Felix Wu faces an uphill fight in Sunday’s election to govern a neighborhood that includes this city’s Chinatown. As his name suggests, Wu is of Chinese descent and, indeed, he says he’s running to represent the Asians of the 13th “arrondissement,” or district.
This might sound routine to Americans used to immigrants breaking into politics through their ethnic identity. But in France, Wu is seen as a revolutionary. Or more accurately, a counterrevolutionary.
For the more than 200 years since the French Revolution, this country has declared that distinctions of race or creed must be submerged for the good of La France. Everyone is French, so no one campaigns as a representative of, say, Portuguese, Italian, African or Chinese heritage voters. The French are so committed to the idea of equality that it is against the law to survey the population about its racial, ethnic and religious origins.
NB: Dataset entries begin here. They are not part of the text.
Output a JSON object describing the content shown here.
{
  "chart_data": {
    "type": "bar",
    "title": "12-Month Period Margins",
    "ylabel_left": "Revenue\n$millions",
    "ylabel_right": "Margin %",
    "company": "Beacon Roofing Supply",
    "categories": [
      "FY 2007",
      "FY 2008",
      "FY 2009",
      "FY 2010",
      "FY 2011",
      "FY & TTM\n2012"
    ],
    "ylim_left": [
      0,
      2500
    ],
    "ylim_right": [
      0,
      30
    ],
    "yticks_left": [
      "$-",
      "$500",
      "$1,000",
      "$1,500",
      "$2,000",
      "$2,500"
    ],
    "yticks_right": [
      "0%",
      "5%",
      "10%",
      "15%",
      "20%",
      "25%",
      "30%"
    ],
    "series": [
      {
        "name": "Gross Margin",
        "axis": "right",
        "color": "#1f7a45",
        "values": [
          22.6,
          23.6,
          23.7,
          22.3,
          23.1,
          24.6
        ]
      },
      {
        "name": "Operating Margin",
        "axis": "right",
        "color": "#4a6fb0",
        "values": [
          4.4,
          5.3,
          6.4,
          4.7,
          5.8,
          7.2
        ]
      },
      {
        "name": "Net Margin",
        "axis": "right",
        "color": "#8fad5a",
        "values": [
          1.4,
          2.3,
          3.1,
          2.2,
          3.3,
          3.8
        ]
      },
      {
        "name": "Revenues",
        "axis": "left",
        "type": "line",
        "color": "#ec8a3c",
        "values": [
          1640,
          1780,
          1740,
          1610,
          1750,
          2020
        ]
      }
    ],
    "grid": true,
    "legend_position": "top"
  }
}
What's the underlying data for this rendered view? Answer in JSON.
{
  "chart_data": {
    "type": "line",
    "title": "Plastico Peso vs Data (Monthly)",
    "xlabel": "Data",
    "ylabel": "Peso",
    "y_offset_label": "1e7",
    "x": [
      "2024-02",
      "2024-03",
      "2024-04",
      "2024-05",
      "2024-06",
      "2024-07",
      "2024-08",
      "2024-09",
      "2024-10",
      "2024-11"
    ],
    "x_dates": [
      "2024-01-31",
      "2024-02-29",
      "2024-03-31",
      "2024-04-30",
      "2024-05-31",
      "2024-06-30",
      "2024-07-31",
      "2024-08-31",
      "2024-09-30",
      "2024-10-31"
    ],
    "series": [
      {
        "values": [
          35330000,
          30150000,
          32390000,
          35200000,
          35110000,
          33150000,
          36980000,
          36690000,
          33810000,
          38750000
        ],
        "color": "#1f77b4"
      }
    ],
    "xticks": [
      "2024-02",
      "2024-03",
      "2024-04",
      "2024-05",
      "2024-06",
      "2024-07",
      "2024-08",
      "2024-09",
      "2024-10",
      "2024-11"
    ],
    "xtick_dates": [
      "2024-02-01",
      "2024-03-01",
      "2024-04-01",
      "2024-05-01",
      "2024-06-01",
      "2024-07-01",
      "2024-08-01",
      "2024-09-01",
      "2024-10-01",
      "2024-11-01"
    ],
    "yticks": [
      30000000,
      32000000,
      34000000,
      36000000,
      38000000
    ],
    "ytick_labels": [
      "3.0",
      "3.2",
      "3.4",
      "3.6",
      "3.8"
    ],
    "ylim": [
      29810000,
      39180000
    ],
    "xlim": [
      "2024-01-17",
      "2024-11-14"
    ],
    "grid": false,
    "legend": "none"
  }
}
No sooner had Wu, a 36-year-old restaurateur, begun plastering campaign posters of his boyish face across Chinatown than opponents accused him of being a “communitarian,” a kind of political curse word in French culture for organising along cultural lines. Wu dismisses such a derogatory characterisation. “The concept that we are all equal is denying the fact that we are all different,” he said. “When a person looks at me on the street, he will see an Asian, not a French, even if I feel very French. So why should I try to hide the reality?”
Despite the burgeoning population of immigrants and their children from North Africa and Muslim countries, France has no black or Arab mayors and no minorities representing mainland France in the National Assembly. Even suburbs with high concentrations of voters of African, Arab or Chinese descent are run by the Franco-French.